Take #2: Feign correct PIN & fail probabilistically
Instead of immediately terminating the card, the applet could simply feign success while setting a special flag. When this flag is set, every subsequent command has some fixed probability of triggering permanent lockup, for example by setting the card into terminated state. For example if the probability is set at 10%, on average the card will become unusable after ten additional commands. This provides some plausible deniability in that PIN entry appears to succeed and the eventual hardware failure is separated from the PIN entry event. The downside is the card will oblige by performing a few operations at behest of the adversary before the laws of probability kick in.
Whether or not that is a problem depends on the use-case. For example, if the card holds an email encryption key, the adversary may successfully decrypt a handful of messages of their choosing before the simulated failure kicks in. That may be an acceptable risk if there are thousands of messages and no single one is particularly valuable. On the other hand, there are scenarios where a single private-key operation can be critical. For example, in cryptocurrency storage a single digital signature with the right private-key may be sufficient to move large amounts of money into the control of an adversary. That means it is not always to safe to count on delayed lock-up after duress PIN is entered.
The other problem is that while there is plausible deniability, it is not very persuasive. Unless one is unwisely relying security-through-obscurity, we must assume the adversary is familiar with the hardware/software combination in use, including the fact that these applets include an optional duress PIN feature. Given that knowledge, the suspicion falls back on the user. Modern smart-cards are highly reliable and rated for tens of thousands of operations. Odds of a card going into terminated state due to normal wear & tear is negligible compared to the odds that such failure was deliberately triggered by the application. Bayesian reasoning puts the blame squarely on the cardholder.

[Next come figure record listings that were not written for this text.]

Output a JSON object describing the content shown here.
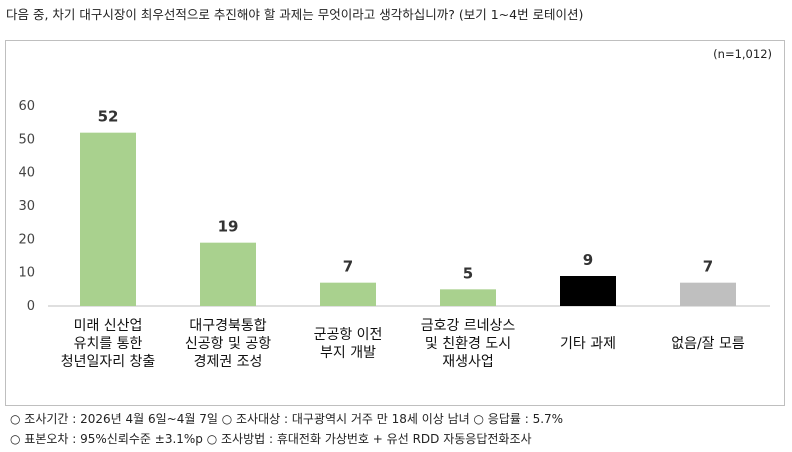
{
  "question": "다음 중, 차기 대구시장이 최우선적으로 추진해야 할 과제는 무엇이라고 생각하십니까? (보기 1~4번 로테이션)",
  "sample_size": "(n=1,012)",
  "footer": {
    "line1": "○ 조사기간 : 2026년 4월 6일~4월 7일 ○ 조사대상 : 대구광역시 거주 만 18세 이상 남녀 ○ 응답률 : 5.7%",
    "line2": "○ 표본오차 : 95%신뢰수준 ±3.1%p ○ 조사방법 : 휴대전화 가상번호 + 유선 RDD 자동응답전화조사"
  },
  "chart_data": {
    "type": "bar",
    "ylim": [
      0,
      60
    ],
    "yticks": [
      0,
      10,
      20,
      30,
      40,
      50,
      60
    ],
    "grid": false,
    "categories": [
      [
        "미래 신산업",
        "유치를 통한",
        "청년일자리 창출"
      ],
      [
        "대구경북통합",
        "신공항 및 공항",
        "경제권 조성"
      ],
      [
        "군공항 이전",
        "부지 개발"
      ],
      [
        "금호강 르네상스",
        "및 친환경 도시",
        "재생사업"
      ],
      [
        "기타 과제"
      ],
      [
        "없음/잘 모름"
      ]
    ],
    "values": [
      52,
      19,
      7,
      5,
      9,
      7
    ],
    "colors": [
      "#a9d18e",
      "#a9d18e",
      "#a9d18e",
      "#a9d18e",
      "#000000",
      "#bfbfbf"
    ]
  }
}
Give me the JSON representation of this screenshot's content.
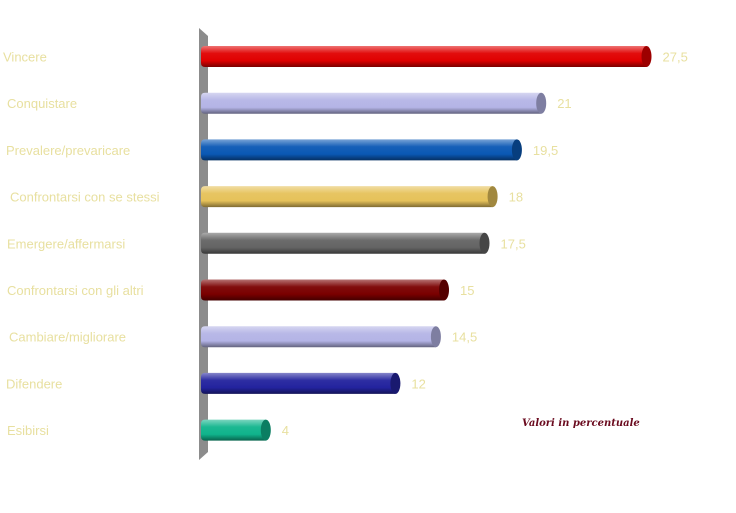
{
  "chart_data": {
    "type": "bar",
    "orientation": "horizontal",
    "categories": [
      "Vincere",
      "Conquistare",
      "Prevalere/prevaricare",
      "Confrontarsi con se stessi",
      "Emergere/affermarsi",
      "Confrontarsi con gli altri",
      "Cambiare/migliorare",
      "Difendere",
      "Esibirsi"
    ],
    "values": [
      27.5,
      21,
      19.5,
      18,
      17.5,
      15,
      14.5,
      12,
      4
    ],
    "value_labels": [
      "27,5",
      "21",
      "19,5",
      "18",
      "17,5",
      "15",
      "14,5",
      "12",
      "4"
    ],
    "colors": [
      "#e00000",
      "#b4b4e6",
      "#0a58b4",
      "#e6c25a",
      "#646464",
      "#7a0000",
      "#b4b4e6",
      "#23239e",
      "#10b48c"
    ],
    "annotation": "Valori in percentuale",
    "grid": false,
    "legend": "none"
  }
}
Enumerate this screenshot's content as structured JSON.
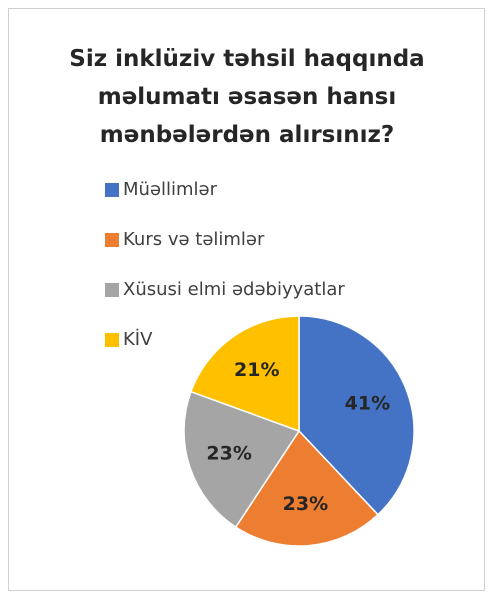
{
  "chart_data": {
    "type": "pie",
    "title": "Siz inklüziv təhsil haqqında məlumatı əsasən hansı mənbələrdən alırsınız?",
    "categories": [
      "Müəllimlər",
      "Kurs və təlimlər",
      "Xüsusi elmi ədəbiyyatlar",
      "KİV"
    ],
    "values": [
      41,
      23,
      23,
      21
    ],
    "value_labels": [
      "41%",
      "23%",
      "23%",
      "21%"
    ],
    "colors": [
      "#4472c4",
      "#ed7d31",
      "#a5a5a5",
      "#ffc000"
    ],
    "legend": "top-left"
  }
}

Take #3: Feign correct PIN & return bogus results
As before, the PIN verification logic reports success when the provided the duress PIN.. The applet switches its internal state to “authenticated” and allows the owner to invoke functionality such as exercising cryptographic functions that require prior authentication. But the applet also keeps track of which PIN has been verified in transient memory eg RAM. When it is asked to perform some cryptographic operation such as signing supplied data or decrypting a ciphertext, its behavior is conditioned on exactly which PIN has been validated. When using the regular PIN, calculation results are output verbatim. If the duress PIN was used, random noise is returned instead.
Why bother running the operation at all if results are going to be replaced with random junk anyway? This is to prevent side-channel observations based on timing. Recall that card ICs are not particularly fast and private-key operations such as RSA signing can take a fraction of a second, a delay that is noticeable even on human perception scales without the benefit of a high-resolution timer. In fact side-channel attacks are problematic for many duress PIN implementations. For example, verifying a PIN involves writing to permanent storage— even if the PIN is correct. That means externally observable properties such as power consumption can give away whether one or two PIN checks are taking place.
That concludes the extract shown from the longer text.